Malaysian equities play catch up after Thaipusam break


KUALA LUMPUR: Domestic equities rose after the Thaipusam break, despite some global investors' anxiety over the US Federal Reserve chair's latest remarks that rate cuts may not materialise owing to the escalation of the trade war.

At the start of trading, the FBM KLCI was up 2.37 points to 1,592.32, playing catch up to Wall Street's Monday night gains on the back of a technology-stock rally.

There was some strong buying interest in bank stocks including Maybank, gaining eight sen to RM10.54, RHB rising six sen to RM6.54 and Public Bank adding two sen to RM4.47.

Gamuda jumped six sen to RM5.45 and Telekom Malaysia climbed six sen to RM6.83. Kuala Lumpur Kepong was 18 sen higher at RM20.40.

Meanwhile, consumer giant Nestle gained 18 sen to RM90.98 while Dutch Lady rose 29 sen to RM31.

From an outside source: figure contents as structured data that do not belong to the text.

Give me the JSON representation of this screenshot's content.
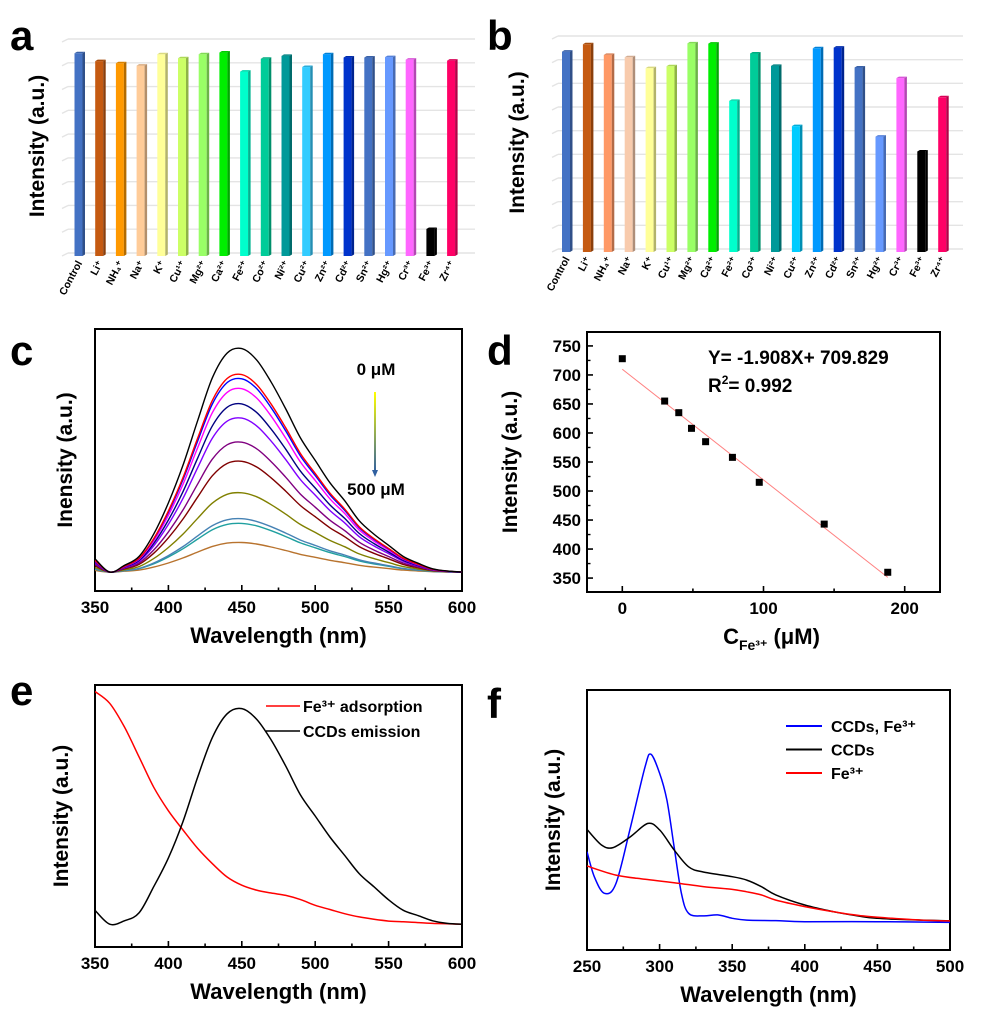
{
  "chart_data": [
    {
      "panel": "a",
      "type": "bar",
      "title": "",
      "xlabel": "",
      "ylabel": "Intensity (a.u.)",
      "ylim": [
        0,
        9
      ],
      "grid": true,
      "categories": [
        "Control",
        "Li⁺",
        "NH₄⁺",
        "Na⁺",
        "K⁺",
        "Cu¹⁺",
        "Mg²⁺",
        "Ca²⁺",
        "Fe²⁺",
        "Co²⁺",
        "Ni²⁺",
        "Cu²⁺",
        "Zn²⁺",
        "Cd²⁺",
        "Sn²⁺",
        "Hg²⁺",
        "Cr³⁺",
        "Fe³⁺",
        "Zr⁴⁺"
      ],
      "values": [
        8.4,
        8.07,
        7.98,
        7.88,
        8.36,
        8.19,
        8.36,
        8.43,
        7.63,
        8.17,
        8.29,
        7.82,
        8.36,
        8.22,
        8.22,
        8.24,
        8.13,
        1.01,
        8.09
      ],
      "colors": [
        "#4472C4",
        "#C55A11",
        "#FF9900",
        "#FFCC99",
        "#FFFF99",
        "#CCFF66",
        "#99FF66",
        "#00EE00",
        "#00FFCC",
        "#00CC99",
        "#009999",
        "#33CCFF",
        "#0099FF",
        "#0033CC",
        "#4472C4",
        "#6699FF",
        "#FF66FF",
        "#000000",
        "#FF0066"
      ]
    },
    {
      "panel": "b",
      "type": "bar",
      "title": "",
      "xlabel": "",
      "ylabel": "Intensity (a.u.)",
      "ylim": [
        0,
        9
      ],
      "grid": true,
      "categories": [
        "Control",
        "Li⁺",
        "NH₄⁺",
        "Na⁺",
        "K⁺",
        "Cu¹⁺",
        "Mg²⁺",
        "Ca²⁺",
        "Fe²⁺",
        "Co²⁺",
        "Ni²⁺",
        "Cu²⁺",
        "Zn²⁺",
        "Cd²⁺",
        "Sn²⁺",
        "Hg²⁺",
        "Cr³⁺",
        "Fe³⁺",
        "Zr⁴⁺"
      ],
      "values": [
        8.34,
        8.65,
        8.2,
        8.1,
        7.64,
        7.72,
        8.69,
        8.68,
        6.26,
        8.26,
        7.74,
        5.19,
        8.48,
        8.51,
        7.67,
        4.75,
        7.22,
        4.12,
        6.41
      ],
      "colors": [
        "#4472C4",
        "#C55A11",
        "#FF9966",
        "#F8CBAD",
        "#FFFF99",
        "#CCFF66",
        "#99FF66",
        "#00EE00",
        "#00FFCC",
        "#00CC99",
        "#009999",
        "#00CCFF",
        "#0099FF",
        "#0033CC",
        "#4472C4",
        "#6699FF",
        "#FF66FF",
        "#000000",
        "#FF0066"
      ]
    },
    {
      "panel": "c",
      "type": "line",
      "title": "",
      "xlabel": "Wavelength (nm)",
      "ylabel": "Inensity (a.u.)",
      "xlim": [
        350,
        600
      ],
      "ylim": [
        0,
        1
      ],
      "xticks": [
        350,
        400,
        450,
        500,
        550,
        600
      ],
      "grid": false,
      "annotations": {
        "top": "0 μM",
        "bottom": "500 μM"
      },
      "x": [
        350,
        360,
        370,
        380,
        390,
        400,
        410,
        420,
        430,
        440,
        450,
        460,
        470,
        480,
        490,
        500,
        510,
        520,
        530,
        540,
        550,
        560,
        570,
        580,
        590,
        600
      ],
      "profile": [
        0.06,
        0,
        0.03,
        0.07,
        0.17,
        0.31,
        0.48,
        0.68,
        0.87,
        0.98,
        1.0,
        0.95,
        0.85,
        0.73,
        0.6,
        0.5,
        0.4,
        0.32,
        0.23,
        0.17,
        0.12,
        0.07,
        0.04,
        0.015,
        0.005,
        0
      ],
      "baseline": 0.072,
      "series": [
        {
          "name": "0 μM",
          "peak": 0.925,
          "color": "#000000"
        },
        {
          "name": "s2",
          "peak": 0.826,
          "color": "#FF0000"
        },
        {
          "name": "s3",
          "peak": 0.81,
          "color": "#0000FF"
        },
        {
          "name": "s4",
          "peak": 0.772,
          "color": "#FF00FF"
        },
        {
          "name": "s5",
          "peak": 0.714,
          "color": "#000080"
        },
        {
          "name": "s6",
          "peak": 0.66,
          "color": "#8000FF"
        },
        {
          "name": "s7",
          "peak": 0.568,
          "color": "#800080"
        },
        {
          "name": "s8",
          "peak": 0.495,
          "color": "#800000"
        },
        {
          "name": "s9",
          "peak": 0.375,
          "color": "#808000"
        },
        {
          "name": "s10",
          "peak": 0.276,
          "color": "#4682B4"
        },
        {
          "name": "s11",
          "peak": 0.258,
          "color": "#20A0A0"
        },
        {
          "name": "500 μM",
          "peak": 0.185,
          "color": "#B8732E"
        }
      ]
    },
    {
      "panel": "d",
      "type": "scatter",
      "title": "",
      "xlabel": {
        "main": "C",
        "sub": "Fe³⁺",
        "unit": "(μM)"
      },
      "ylabel": "Intensity (a.u.)",
      "xlim": [
        -25,
        225
      ],
      "ylim": [
        326,
        774
      ],
      "xticks": [
        0,
        100,
        200
      ],
      "yticks": [
        350,
        400,
        450,
        500,
        550,
        600,
        650,
        700,
        750
      ],
      "x": [
        0,
        30,
        40,
        49,
        59,
        78,
        97,
        143,
        188
      ],
      "y": [
        728,
        655,
        635,
        608,
        585,
        558,
        515,
        443,
        360
      ],
      "fit": {
        "slope": -1.908,
        "intercept": 709.829,
        "x_range": [
          0,
          188
        ],
        "color": "#FF8080"
      },
      "equation": "Y= -1.908X+ 709.829",
      "r2_label": "R",
      "r2_sup": "2",
      "r2_value": "= 0.992"
    },
    {
      "panel": "e",
      "type": "line",
      "title": "",
      "xlabel": "Wavelength (nm)",
      "ylabel": "Intensity (a.u.)",
      "xlim": [
        350,
        600
      ],
      "ylim": [
        0,
        1
      ],
      "xticks": [
        350,
        400,
        450,
        500,
        550,
        600
      ],
      "legend_position": "top-right",
      "x": [
        350,
        360,
        370,
        380,
        390,
        400,
        410,
        420,
        430,
        440,
        450,
        460,
        470,
        480,
        490,
        500,
        510,
        520,
        530,
        540,
        550,
        560,
        570,
        580,
        590,
        600
      ],
      "series": [
        {
          "name": "Fe³⁺ adsorption",
          "color": "#FF0000",
          "values": [
            0.975,
            0.93,
            0.84,
            0.726,
            0.61,
            0.52,
            0.446,
            0.376,
            0.318,
            0.267,
            0.236,
            0.217,
            0.206,
            0.197,
            0.181,
            0.159,
            0.143,
            0.127,
            0.115,
            0.106,
            0.099,
            0.096,
            0.093,
            0.09,
            0.089,
            0.087
          ]
        },
        {
          "name": "CCDs emission",
          "color": "#000000",
          "values": [
            0.14,
            0.087,
            0.1,
            0.13,
            0.23,
            0.34,
            0.48,
            0.65,
            0.8,
            0.89,
            0.91,
            0.87,
            0.79,
            0.69,
            0.58,
            0.5,
            0.42,
            0.35,
            0.28,
            0.23,
            0.18,
            0.14,
            0.12,
            0.1,
            0.09,
            0.087
          ]
        }
      ]
    },
    {
      "panel": "f",
      "type": "line",
      "title": "",
      "xlabel": "Wavelength (nm)",
      "ylabel": "Intensity (a.u.)",
      "xlim": [
        250,
        500
      ],
      "ylim": [
        0,
        1
      ],
      "xticks": [
        250,
        300,
        350,
        400,
        450,
        500
      ],
      "legend_position": "top-right",
      "series": [
        {
          "name": "CCDs, Fe³⁺",
          "color": "#0000FF",
          "x": [
            250,
            255,
            262,
            270,
            280,
            290,
            294,
            300,
            305,
            310,
            315,
            320,
            330,
            340,
            350,
            360,
            380,
            400,
            450,
            500
          ],
          "values": [
            0.378,
            0.282,
            0.218,
            0.256,
            0.474,
            0.705,
            0.753,
            0.68,
            0.577,
            0.397,
            0.218,
            0.141,
            0.131,
            0.135,
            0.122,
            0.115,
            0.113,
            0.109,
            0.109,
            0.106
          ]
        },
        {
          "name": "CCDs",
          "color": "#000000",
          "x": [
            250,
            260,
            268,
            280,
            292,
            300,
            310,
            320,
            330,
            350,
            360,
            370,
            380,
            400,
            420,
            440,
            450,
            460,
            480,
            500
          ],
          "values": [
            0.464,
            0.404,
            0.394,
            0.436,
            0.487,
            0.462,
            0.385,
            0.32,
            0.3,
            0.282,
            0.269,
            0.244,
            0.212,
            0.173,
            0.147,
            0.128,
            0.122,
            0.119,
            0.115,
            0.112
          ]
        },
        {
          "name": "Fe³⁺",
          "color": "#FF0000",
          "x": [
            250,
            270,
            290,
            310,
            330,
            350,
            360,
            370,
            380,
            400,
            420,
            440,
            460,
            480,
            500
          ],
          "values": [
            0.323,
            0.288,
            0.272,
            0.259,
            0.244,
            0.233,
            0.224,
            0.212,
            0.192,
            0.167,
            0.147,
            0.131,
            0.122,
            0.115,
            0.112
          ]
        }
      ]
    }
  ]
}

Of actives, Ingenieur was flat at 5.5 sen, Harvest Miracle was up 0.5 sen to 16.5 sen and MYEG gained two sen to RM1.03.

The equities performance was in line with Malacca Securities Research's projection that investors will turn to more conservative plays amid the ongoing volatility.

"We favour consumer, banking, and REITs, which should outperform amid current market uncertainties, supported by stable yield and a continued recovery in the mall footfall traffic," said the research firm in a note.

It added also that US President Donald Trump's 25% tariff on steel and aluminium imports should open trading opportunities for local steel players, as the policy is expected to primarily impact export players.

Overnight, Fed chair Jerome Powell told a Senate Committee that there was no rush to cut interest rates given the strong job market and elevated inflation. The comments sent US Treasury yields higher and dampened investor appetite for equities, although stock prices remained supported by strong corporate earnings.

Amid Trump's trade policies, which could put more upward pressure on inflation, the Fed will be looking for more evidence of a softening job market and consumer prices before it proceeds with any rate cuts in 2025.